Students can do many things to help mediate feelings of stress. This can include limiting media consumption, developing support systems and safety plans, practicing coping skills and utilizing self-care.
“I am a huge advocate for self-care and taking time for yourself because that’s where you can really do a lot of work mentally, physically and work through a lot of that trauma aspect,” said Ward.
If students need more specialized care, they can use the Counseling Center and its various resources.
“For myself personally, during undergrad, I actually came to the Counseling Center for whenever I was at one of the lowest times in my life, and through that experience, while at the time I wasn’t ready for change, there was a seed that was planted,” said Ward.
Students are allowed 12 free sessions in the Counseling Center every school year. However, if they do not want to attend a formal meeting, there are various other options.
“Let’s Talk” locations are open across campus as informal, drop-in mental health consultations. No appointment or paperwork is needed for these meetings, but students must attend in person.
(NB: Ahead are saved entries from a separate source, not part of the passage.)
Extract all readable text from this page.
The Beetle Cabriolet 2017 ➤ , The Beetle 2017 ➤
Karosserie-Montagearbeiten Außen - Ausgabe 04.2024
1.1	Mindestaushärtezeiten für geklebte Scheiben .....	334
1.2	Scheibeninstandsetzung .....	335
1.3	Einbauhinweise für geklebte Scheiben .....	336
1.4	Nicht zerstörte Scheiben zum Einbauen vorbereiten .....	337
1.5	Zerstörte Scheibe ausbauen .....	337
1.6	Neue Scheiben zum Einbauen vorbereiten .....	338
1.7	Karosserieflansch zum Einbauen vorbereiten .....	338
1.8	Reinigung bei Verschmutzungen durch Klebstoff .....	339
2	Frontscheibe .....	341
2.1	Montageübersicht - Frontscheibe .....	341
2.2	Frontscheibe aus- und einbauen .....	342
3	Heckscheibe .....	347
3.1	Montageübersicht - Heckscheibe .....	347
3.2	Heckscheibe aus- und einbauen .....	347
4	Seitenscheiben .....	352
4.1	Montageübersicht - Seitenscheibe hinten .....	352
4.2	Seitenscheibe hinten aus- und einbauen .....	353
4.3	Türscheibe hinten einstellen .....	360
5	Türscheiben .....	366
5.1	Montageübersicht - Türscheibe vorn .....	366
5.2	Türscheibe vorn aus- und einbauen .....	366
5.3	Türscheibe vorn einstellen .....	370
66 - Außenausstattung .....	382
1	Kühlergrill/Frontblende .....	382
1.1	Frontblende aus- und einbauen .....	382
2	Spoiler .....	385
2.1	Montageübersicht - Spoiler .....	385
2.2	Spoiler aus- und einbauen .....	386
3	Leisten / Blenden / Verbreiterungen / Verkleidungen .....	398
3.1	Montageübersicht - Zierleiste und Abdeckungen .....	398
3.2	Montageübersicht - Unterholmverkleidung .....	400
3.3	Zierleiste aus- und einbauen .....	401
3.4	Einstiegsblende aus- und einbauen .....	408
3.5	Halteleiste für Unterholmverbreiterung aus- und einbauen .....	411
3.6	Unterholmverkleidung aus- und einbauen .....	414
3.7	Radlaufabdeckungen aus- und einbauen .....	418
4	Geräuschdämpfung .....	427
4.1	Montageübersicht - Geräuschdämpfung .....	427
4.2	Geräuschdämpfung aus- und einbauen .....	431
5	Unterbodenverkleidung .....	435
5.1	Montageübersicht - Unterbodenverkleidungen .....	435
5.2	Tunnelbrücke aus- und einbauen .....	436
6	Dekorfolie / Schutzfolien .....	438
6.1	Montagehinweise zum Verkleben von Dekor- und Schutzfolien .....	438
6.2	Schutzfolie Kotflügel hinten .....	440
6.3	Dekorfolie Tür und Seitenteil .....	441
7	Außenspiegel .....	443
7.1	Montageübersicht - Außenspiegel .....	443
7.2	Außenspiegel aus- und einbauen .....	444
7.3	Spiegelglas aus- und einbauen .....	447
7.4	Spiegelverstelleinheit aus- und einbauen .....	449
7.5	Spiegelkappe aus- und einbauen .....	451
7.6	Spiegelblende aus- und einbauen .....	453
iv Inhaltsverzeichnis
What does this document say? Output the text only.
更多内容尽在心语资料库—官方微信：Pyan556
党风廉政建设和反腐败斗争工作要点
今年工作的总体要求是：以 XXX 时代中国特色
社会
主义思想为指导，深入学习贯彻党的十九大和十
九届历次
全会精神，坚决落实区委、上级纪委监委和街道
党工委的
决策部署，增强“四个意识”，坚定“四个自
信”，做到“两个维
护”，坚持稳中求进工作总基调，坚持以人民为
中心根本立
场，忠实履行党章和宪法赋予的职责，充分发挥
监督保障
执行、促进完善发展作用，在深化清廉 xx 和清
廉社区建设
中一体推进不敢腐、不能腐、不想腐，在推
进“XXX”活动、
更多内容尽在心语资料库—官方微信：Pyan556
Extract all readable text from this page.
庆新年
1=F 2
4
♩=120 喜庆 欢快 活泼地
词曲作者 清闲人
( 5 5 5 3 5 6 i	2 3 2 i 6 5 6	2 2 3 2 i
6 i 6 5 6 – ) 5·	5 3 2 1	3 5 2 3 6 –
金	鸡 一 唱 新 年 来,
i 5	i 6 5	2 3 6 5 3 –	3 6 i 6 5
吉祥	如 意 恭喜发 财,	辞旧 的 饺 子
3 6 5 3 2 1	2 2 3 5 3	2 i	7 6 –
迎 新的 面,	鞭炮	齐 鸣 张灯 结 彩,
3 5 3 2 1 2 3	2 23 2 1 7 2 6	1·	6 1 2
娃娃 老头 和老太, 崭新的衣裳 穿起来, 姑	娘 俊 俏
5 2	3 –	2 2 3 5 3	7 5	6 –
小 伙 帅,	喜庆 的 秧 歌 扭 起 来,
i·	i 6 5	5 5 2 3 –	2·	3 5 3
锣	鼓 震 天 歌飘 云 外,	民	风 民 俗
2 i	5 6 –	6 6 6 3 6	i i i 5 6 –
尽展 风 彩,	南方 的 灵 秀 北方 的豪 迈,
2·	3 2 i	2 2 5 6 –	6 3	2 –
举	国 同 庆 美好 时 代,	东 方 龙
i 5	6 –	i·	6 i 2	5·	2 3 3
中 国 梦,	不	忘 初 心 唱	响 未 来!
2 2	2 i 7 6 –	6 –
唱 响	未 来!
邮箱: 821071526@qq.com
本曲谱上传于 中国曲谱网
ETSU has partnered with Mantra Health to offer free telehealth services as well.
The “Deconstructing in the Sanctuary” workshop discusses spirituality and processing religious trauma. They meet every Monday from 1 p.m. to 2:30 p.m.
The “I’m a Survivor” group brings together survivors of sexual assault. A needs assessment is required for this group. They meet every Monday from 3 p.m. to 4 p.m.
The “Mind-Body Connection” group explores the ways behaviors, trauma and relationships affect the mind and body. The group meets every Wednesday from 4:15 p.m. to 6:30 p.m.
The center also conducts forest walks every Thursday from 3 p.m. to 4 p.m. and does journaling sessions every Tuesday from 3 p.m. to 4 p.m.